Given this romantic chauvinism and commitment to fascism, it’s clear why D’Annunzio hasn’t been read much in English, despite his prominence and importance in 20th century Italian literature. For some reason, it has been easier for contemporary readers to forgive these flaws in the Futurists than in D’Annunzio, perhaps because of how they fit into the broader trajectory of avant garde literature. But Notturno cannot be reduced to this one flawed theme. It has too much depth to be cast aside with the rest of fascist literature. As D’Annunzio himself says, “I write like one casting an anchor: the hawser pays out faster and faster, the sea appears bottomless, and the fluke never manages to catch, nor the hawser to tauten.” (p. 14) Or, to return to the idea of sensory compensation, D’Annunzio is writing to enact experience, to engender things from words, to make the hallucinations real. As much as a writer can succeed in this, D’Annunzio succeeds. He gets close to the power he describes here, “I like the name so much that I need only say [zagara] to smell the fragrance.” (p. 82)

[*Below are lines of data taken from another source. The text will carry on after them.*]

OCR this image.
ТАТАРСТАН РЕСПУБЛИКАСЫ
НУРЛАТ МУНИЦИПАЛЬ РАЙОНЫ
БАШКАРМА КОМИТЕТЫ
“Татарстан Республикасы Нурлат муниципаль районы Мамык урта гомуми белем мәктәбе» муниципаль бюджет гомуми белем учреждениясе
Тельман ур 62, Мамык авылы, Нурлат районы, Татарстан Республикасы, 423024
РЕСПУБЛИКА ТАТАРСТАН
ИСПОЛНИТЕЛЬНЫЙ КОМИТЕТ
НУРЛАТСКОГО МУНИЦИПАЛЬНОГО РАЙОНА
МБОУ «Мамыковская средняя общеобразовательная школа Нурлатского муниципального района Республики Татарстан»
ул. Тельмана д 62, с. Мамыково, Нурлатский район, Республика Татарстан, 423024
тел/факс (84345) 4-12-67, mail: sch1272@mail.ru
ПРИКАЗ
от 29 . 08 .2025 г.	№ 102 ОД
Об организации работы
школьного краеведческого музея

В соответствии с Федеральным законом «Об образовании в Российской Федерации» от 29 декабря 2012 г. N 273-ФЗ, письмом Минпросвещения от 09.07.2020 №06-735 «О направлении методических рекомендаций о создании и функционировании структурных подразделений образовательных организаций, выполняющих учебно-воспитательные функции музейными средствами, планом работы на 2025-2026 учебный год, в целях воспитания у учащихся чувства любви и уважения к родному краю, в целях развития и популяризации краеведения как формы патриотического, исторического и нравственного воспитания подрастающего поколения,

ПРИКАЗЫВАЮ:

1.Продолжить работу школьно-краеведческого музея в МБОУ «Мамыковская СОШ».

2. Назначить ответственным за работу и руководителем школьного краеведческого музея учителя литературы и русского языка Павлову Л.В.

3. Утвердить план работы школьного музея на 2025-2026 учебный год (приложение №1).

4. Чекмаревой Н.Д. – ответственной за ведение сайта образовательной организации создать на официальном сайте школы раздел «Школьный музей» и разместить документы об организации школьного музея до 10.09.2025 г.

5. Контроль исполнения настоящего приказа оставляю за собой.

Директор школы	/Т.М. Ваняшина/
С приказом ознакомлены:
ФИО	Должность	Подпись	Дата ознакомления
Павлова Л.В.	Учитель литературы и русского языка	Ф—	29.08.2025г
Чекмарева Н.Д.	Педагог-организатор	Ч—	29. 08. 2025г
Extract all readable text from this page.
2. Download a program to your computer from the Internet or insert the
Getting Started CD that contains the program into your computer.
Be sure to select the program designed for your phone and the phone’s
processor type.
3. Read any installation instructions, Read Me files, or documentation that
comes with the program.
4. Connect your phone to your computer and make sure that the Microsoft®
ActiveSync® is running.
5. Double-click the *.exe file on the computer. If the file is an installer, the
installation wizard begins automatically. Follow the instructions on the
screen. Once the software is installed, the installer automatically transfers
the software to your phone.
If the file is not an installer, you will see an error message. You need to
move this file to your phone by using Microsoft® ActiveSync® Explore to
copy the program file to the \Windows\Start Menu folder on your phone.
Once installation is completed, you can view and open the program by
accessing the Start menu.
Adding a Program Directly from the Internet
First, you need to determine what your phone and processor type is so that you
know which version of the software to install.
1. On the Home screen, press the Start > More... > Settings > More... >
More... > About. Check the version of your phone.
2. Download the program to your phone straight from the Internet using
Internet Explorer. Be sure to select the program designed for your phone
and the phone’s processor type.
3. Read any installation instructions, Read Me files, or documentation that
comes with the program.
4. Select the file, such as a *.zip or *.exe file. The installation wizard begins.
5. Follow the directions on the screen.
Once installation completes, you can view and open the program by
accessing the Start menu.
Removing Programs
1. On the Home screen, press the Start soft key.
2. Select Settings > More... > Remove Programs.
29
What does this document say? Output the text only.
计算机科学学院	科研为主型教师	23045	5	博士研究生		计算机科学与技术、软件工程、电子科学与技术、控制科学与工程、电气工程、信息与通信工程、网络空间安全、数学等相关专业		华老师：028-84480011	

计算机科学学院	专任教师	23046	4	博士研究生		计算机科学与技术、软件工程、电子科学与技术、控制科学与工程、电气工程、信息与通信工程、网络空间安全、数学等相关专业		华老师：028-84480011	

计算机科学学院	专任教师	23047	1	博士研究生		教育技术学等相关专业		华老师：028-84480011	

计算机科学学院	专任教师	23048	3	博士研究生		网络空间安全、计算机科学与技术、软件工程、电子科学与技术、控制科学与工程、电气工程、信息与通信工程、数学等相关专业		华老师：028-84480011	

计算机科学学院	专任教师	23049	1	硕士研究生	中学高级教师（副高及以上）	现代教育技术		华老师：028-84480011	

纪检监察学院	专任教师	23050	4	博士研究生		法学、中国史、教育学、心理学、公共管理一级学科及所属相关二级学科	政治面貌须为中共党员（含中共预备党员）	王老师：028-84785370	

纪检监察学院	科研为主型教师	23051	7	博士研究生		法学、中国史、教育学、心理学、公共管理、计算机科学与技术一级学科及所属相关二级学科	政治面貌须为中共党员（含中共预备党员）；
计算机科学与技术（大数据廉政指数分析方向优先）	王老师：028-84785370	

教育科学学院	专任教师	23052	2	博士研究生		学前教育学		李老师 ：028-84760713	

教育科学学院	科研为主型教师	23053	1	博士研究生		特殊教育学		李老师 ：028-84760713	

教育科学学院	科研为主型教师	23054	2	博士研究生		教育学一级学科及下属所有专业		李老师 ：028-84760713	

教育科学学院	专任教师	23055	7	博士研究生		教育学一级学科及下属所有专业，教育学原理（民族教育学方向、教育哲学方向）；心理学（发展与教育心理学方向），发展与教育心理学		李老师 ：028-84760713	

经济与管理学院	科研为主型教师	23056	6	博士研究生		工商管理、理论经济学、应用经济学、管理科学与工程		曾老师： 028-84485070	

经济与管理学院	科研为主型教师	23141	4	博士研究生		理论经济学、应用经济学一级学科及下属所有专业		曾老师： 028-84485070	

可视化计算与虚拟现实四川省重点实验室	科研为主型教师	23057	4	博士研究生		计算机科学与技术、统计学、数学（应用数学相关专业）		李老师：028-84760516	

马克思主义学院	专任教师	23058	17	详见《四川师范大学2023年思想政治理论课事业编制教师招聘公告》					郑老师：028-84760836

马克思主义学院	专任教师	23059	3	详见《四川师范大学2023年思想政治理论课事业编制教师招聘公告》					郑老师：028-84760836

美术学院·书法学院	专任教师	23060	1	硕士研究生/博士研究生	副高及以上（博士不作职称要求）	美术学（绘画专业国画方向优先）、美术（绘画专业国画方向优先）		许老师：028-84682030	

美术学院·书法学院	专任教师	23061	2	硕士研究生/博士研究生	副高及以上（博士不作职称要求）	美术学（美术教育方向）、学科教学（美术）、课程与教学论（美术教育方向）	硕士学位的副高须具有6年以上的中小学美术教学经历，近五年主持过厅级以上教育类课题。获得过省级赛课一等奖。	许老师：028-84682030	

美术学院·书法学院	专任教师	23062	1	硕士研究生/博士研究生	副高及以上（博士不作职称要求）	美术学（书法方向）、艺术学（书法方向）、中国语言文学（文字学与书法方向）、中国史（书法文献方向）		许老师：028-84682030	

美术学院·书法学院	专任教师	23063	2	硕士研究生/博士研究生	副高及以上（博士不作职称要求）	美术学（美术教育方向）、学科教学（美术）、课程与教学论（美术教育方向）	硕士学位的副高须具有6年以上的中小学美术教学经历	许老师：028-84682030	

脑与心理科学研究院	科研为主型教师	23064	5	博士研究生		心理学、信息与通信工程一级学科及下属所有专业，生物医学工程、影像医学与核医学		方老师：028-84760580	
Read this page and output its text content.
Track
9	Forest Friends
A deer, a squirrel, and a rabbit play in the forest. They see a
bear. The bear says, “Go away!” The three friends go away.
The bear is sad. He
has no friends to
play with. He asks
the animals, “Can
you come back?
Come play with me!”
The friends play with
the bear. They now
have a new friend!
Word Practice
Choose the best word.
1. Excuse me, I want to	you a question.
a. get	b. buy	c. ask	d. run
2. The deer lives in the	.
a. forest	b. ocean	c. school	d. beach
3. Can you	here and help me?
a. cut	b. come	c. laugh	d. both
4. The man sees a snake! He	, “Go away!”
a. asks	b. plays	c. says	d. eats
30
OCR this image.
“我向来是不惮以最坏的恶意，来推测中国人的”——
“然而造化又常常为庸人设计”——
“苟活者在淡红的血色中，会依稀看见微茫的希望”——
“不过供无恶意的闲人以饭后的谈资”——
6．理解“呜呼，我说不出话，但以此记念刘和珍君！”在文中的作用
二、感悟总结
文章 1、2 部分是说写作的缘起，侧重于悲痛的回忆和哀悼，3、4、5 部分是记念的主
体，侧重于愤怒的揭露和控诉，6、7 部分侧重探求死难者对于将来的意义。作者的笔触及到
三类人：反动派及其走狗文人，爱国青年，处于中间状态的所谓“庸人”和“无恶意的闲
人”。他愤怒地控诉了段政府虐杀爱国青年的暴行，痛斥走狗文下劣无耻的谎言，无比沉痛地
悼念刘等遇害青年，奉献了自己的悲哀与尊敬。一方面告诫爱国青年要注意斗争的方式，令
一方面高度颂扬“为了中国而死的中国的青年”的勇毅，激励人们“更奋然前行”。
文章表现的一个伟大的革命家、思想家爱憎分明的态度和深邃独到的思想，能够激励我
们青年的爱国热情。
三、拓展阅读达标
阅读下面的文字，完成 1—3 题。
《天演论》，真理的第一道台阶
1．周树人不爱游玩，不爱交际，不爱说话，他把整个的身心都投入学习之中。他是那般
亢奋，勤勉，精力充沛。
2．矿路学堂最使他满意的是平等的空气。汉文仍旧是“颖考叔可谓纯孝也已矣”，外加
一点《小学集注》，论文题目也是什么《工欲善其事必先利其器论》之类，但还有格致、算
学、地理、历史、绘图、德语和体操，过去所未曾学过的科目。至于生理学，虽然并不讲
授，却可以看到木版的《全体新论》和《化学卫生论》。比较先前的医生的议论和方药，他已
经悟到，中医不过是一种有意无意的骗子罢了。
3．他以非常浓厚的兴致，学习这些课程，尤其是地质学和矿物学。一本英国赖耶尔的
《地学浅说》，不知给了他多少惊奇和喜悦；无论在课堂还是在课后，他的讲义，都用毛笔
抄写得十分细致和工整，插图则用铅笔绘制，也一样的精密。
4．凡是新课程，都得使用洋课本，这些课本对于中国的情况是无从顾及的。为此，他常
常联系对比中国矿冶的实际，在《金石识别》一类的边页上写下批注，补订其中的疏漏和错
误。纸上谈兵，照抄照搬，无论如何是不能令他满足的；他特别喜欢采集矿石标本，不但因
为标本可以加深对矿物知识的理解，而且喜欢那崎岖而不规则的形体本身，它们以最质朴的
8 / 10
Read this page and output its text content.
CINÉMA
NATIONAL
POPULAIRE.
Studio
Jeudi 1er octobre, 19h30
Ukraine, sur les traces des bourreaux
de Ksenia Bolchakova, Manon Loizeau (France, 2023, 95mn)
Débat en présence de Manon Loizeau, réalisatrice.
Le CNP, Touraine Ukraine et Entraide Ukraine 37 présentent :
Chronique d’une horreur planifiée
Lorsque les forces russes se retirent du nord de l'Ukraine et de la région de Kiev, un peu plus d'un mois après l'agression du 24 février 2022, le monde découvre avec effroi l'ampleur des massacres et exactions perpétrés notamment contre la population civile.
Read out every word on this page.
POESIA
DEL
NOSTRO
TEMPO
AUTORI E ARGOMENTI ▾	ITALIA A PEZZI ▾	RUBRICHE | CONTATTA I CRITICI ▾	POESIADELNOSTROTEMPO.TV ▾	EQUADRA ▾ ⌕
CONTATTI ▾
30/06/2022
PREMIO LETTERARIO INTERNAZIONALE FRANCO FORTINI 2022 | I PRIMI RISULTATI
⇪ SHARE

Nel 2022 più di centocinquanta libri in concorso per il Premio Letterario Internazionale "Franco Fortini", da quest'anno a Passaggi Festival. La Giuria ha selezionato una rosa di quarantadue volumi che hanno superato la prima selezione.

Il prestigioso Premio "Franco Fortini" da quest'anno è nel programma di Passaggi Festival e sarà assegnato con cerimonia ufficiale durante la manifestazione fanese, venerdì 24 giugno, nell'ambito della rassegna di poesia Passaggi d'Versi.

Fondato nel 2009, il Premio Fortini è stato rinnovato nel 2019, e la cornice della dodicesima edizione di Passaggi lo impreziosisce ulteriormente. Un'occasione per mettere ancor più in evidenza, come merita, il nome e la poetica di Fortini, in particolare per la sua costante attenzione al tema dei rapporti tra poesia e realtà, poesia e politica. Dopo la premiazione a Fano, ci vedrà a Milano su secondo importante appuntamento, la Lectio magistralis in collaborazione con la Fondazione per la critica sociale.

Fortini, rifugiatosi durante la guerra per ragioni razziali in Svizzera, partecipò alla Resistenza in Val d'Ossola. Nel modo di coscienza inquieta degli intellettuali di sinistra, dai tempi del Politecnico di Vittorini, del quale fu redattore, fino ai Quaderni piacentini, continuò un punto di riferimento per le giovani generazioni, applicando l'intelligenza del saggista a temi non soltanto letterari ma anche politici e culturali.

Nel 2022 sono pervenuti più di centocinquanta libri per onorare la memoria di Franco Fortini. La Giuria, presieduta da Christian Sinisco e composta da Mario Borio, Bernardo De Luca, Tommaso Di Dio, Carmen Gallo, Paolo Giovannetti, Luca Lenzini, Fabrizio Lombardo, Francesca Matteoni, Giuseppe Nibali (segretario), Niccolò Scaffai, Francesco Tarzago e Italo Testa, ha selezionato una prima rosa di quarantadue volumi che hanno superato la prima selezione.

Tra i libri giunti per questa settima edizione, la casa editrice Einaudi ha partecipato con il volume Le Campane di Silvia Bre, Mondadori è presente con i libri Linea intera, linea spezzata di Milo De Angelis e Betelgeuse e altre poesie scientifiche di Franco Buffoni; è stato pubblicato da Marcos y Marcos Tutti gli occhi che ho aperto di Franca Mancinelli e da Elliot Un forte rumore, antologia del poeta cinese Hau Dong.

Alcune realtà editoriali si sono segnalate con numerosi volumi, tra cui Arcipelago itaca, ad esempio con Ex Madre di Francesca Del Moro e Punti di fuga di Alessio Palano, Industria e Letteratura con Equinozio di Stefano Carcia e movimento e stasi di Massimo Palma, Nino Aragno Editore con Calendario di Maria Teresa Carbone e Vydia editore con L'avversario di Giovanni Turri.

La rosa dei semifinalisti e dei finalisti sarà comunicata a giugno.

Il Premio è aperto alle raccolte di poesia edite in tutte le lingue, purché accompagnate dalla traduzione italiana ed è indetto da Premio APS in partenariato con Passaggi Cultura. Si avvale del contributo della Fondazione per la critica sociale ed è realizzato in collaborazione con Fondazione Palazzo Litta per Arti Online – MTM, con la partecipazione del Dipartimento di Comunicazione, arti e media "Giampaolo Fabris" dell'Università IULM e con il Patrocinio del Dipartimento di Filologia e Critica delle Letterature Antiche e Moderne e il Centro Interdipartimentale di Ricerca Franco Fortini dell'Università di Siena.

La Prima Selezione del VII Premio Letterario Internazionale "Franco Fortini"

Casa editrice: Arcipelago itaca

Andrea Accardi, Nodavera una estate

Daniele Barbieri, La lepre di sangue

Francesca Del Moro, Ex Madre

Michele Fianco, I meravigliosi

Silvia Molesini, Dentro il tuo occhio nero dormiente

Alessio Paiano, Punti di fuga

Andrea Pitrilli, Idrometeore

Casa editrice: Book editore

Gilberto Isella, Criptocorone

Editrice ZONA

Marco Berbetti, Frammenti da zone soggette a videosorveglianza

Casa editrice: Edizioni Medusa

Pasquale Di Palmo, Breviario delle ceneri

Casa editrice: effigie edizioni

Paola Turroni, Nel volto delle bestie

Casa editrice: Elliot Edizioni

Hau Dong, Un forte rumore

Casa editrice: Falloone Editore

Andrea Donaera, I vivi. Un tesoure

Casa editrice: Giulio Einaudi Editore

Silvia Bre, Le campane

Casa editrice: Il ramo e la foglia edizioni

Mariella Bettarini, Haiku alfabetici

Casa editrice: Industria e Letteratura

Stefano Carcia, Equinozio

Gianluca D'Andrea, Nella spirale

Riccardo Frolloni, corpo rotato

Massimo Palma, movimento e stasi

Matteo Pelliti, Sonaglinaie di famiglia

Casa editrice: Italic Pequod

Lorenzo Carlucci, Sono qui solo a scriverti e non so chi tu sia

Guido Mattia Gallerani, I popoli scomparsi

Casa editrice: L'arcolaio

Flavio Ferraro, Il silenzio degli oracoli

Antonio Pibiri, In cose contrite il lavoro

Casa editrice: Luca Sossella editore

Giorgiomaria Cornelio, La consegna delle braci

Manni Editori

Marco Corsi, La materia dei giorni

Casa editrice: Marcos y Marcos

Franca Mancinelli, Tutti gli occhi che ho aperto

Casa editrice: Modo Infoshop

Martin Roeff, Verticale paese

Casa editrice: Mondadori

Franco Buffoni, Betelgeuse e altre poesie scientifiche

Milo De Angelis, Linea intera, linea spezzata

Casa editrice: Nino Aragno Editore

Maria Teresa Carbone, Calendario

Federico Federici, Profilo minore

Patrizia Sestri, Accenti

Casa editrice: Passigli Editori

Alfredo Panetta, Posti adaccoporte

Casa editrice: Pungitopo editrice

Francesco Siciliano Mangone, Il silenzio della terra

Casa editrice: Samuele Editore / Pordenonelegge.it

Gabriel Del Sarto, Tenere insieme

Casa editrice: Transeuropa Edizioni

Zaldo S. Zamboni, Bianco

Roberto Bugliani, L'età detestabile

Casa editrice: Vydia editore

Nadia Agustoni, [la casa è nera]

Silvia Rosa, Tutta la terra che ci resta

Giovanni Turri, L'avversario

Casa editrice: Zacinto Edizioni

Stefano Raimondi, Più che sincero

My notes for this review include several pages of quotes, lines I was compelled to record because my duty as a reviewer is to transmit, as much as possible, a representation of the beauty I find in the book, and because transcribing is my way, as a reader, to honor the author’s triumphs. To D’Annunzio’s mindset, highlightings, underlinings, and transcribings are medals readers pin to the writer’s chest; the proof of valor, the record of triumph, the substance of honor. Following that image, Notturno is like a vastly decorated general; intimidating, ambitious, intelligent, and, in all connotations and denotations of the word, excellent.